Echando la vista atrás, me doy cuenta de que Dios me ha protegido de infinidad de peligros. Peligros que vienen de uno mismo, de otros y, finalmente, del mismo demonio directamente.
Dios protege a todos sus hijos. Pero, sin ninguna duda, tengo la certeza de la protección de la que he sido objeto. La soberbia, mis imprudencias, mi propio pecado hubieran bastado para corromperme, endurecerme frente a la obediencia, para cambiar mi carácter a peor, como primer paso a cambios más profundos. Dios me ha defendido de mí mismo.
Después está el demonio. ¿Qué cosas hubiera podido hacerme sin intermediarios de haberme faltado esa protección invisible? Solo Dios lo sabe. De esto poco puedo decir. Solo en el cielo lo sabremos.
Por último, queda la acción de los humanos. Hoy celebraré una misa en acción de gracias en un convento, con dos personas presentes, una misa lenta, meditando cada rito, cada plegaria, para agradecer que Dios me libra, que Dios me protege frente a las acciones de los malvados. Dios libra y (a veces) avisa. Dios protege mi vida. Sí, Dios avisa.

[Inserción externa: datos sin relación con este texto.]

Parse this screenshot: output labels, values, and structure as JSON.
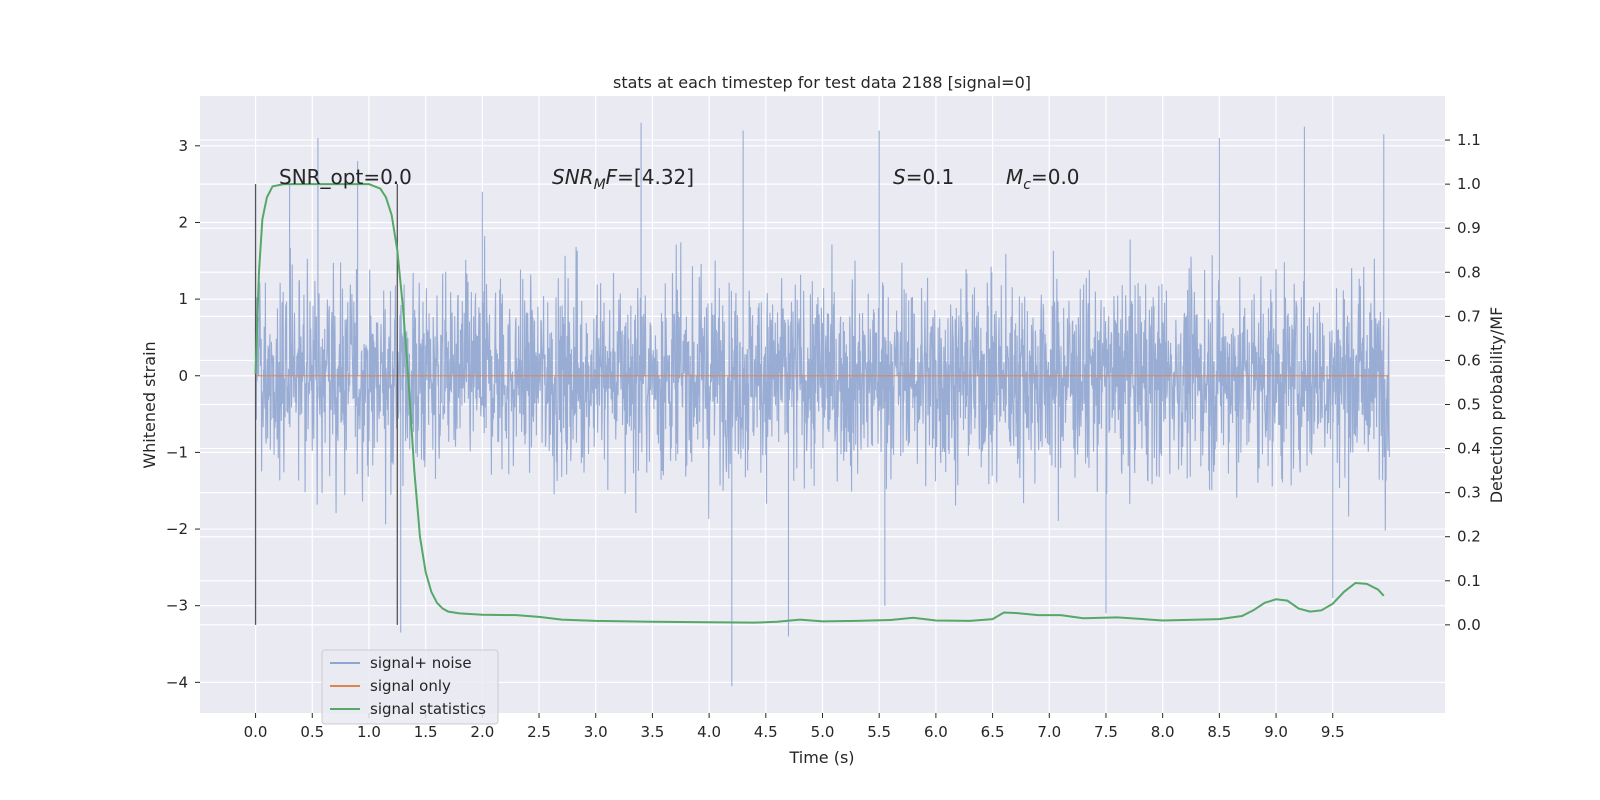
{
  "chart_data": {
    "type": "line",
    "title": "stats at each timestep for test data 2188 [signal=0]",
    "xlabel": "Time (s)",
    "ylabel": "Whitened strain",
    "ylabel_right": "Detection probability/MF",
    "xlim": [
      -0.49,
      10.49
    ],
    "ylim": [
      -4.4,
      3.65
    ],
    "ylim_right": [
      -0.2,
      1.2
    ],
    "x_ticks": [
      "0.0",
      "0.5",
      "1.0",
      "1.5",
      "2.0",
      "2.5",
      "3.0",
      "3.5",
      "4.0",
      "4.5",
      "5.0",
      "5.5",
      "6.0",
      "6.5",
      "7.0",
      "7.5",
      "8.0",
      "8.5",
      "9.0",
      "9.5"
    ],
    "y_ticks": [
      "3",
      "2",
      "1",
      "0",
      "−1",
      "−2",
      "−3",
      "−4"
    ],
    "y_ticks_right": [
      "1.1",
      "1.0",
      "0.9",
      "0.8",
      "0.7",
      "0.6",
      "0.5",
      "0.4",
      "0.3",
      "0.2",
      "0.1",
      "0.0"
    ],
    "grid": true,
    "legend_position": "lower-left",
    "annotations": {
      "snr_opt": "SNR_opt=0.0",
      "snr_mf_base": "SNR",
      "snr_mf_sub": "M",
      "snr_mf_rest": "F",
      "snr_mf_value": "=[4.32]",
      "s_symbol": "S",
      "s_value": "=0.1",
      "mc_symbol": "M",
      "mc_sub": "c",
      "mc_value": "=0.0"
    },
    "vertical_markers": [
      0.0,
      1.25
    ],
    "series": [
      {
        "name": "signal+ noise",
        "color": "#8fa5d0",
        "axis": "left",
        "x_range": [
          0.0,
          10.0
        ],
        "typical_band": [
          -1.3,
          1.3
        ],
        "extremes": [
          {
            "x": 0.3,
            "y": 2.5
          },
          {
            "x": 0.55,
            "y": 3.1
          },
          {
            "x": 0.9,
            "y": 2.8
          },
          {
            "x": 1.28,
            "y": -3.35
          },
          {
            "x": 2.0,
            "y": 2.4
          },
          {
            "x": 3.4,
            "y": 3.3
          },
          {
            "x": 4.2,
            "y": -4.05
          },
          {
            "x": 4.3,
            "y": 3.2
          },
          {
            "x": 4.7,
            "y": -3.4
          },
          {
            "x": 5.5,
            "y": 3.2
          },
          {
            "x": 5.55,
            "y": -3.0
          },
          {
            "x": 7.5,
            "y": -3.1
          },
          {
            "x": 8.5,
            "y": 3.1
          },
          {
            "x": 9.25,
            "y": 3.25
          },
          {
            "x": 9.95,
            "y": 3.15
          },
          {
            "x": 9.5,
            "y": -2.9
          }
        ]
      },
      {
        "name": "signal only",
        "color": "#dd8452",
        "axis": "left",
        "x": [
          0.0,
          10.0
        ],
        "y": [
          0.0,
          0.0
        ]
      },
      {
        "name": "signal statistics",
        "color": "#55a868",
        "axis": "right",
        "x": [
          0.0,
          0.03,
          0.06,
          0.1,
          0.15,
          0.25,
          0.4,
          0.6,
          0.8,
          1.0,
          1.1,
          1.15,
          1.2,
          1.25,
          1.3,
          1.35,
          1.4,
          1.45,
          1.5,
          1.55,
          1.6,
          1.65,
          1.7,
          1.8,
          2.0,
          2.3,
          2.5,
          2.7,
          3.0,
          3.5,
          4.0,
          4.4,
          4.6,
          4.8,
          5.0,
          5.3,
          5.6,
          5.8,
          6.0,
          6.3,
          6.5,
          6.6,
          6.7,
          6.9,
          7.1,
          7.3,
          7.6,
          8.0,
          8.5,
          8.7,
          8.8,
          8.9,
          9.0,
          9.1,
          9.2,
          9.3,
          9.4,
          9.5,
          9.6,
          9.7,
          9.8,
          9.9,
          9.95
        ],
        "y": [
          0.57,
          0.8,
          0.92,
          0.97,
          0.995,
          1.0,
          1.0,
          1.0,
          1.0,
          1.0,
          0.99,
          0.97,
          0.93,
          0.85,
          0.72,
          0.55,
          0.35,
          0.2,
          0.12,
          0.075,
          0.05,
          0.037,
          0.03,
          0.026,
          0.023,
          0.022,
          0.018,
          0.012,
          0.009,
          0.007,
          0.006,
          0.005,
          0.007,
          0.012,
          0.008,
          0.009,
          0.011,
          0.016,
          0.01,
          0.009,
          0.013,
          0.028,
          0.027,
          0.022,
          0.022,
          0.015,
          0.017,
          0.01,
          0.013,
          0.02,
          0.033,
          0.05,
          0.058,
          0.055,
          0.037,
          0.03,
          0.033,
          0.048,
          0.075,
          0.095,
          0.093,
          0.08,
          0.066
        ]
      }
    ]
  }
}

La espada de los malvados quería clavarse en mí, pero hoy seguiré viviendo, porque así me lo ha concedido Dios, a pesar de no merecerlo yo para nada. Dios es Todopoderoso y lo que quiere lo hace. Por eso hay que ir al que está sentado entre querubines. Porque si el Todopoderoso está contento, es in-di-fe-ren-te lo que hagan los inicuos.
Ellos urden planes. Ellos preparan la espada. Pero basta un ?no? del que está en el Trono, para que todo quede en nada. Qué poca fe tenemos los humanos: Dios, Dios y solo Dios.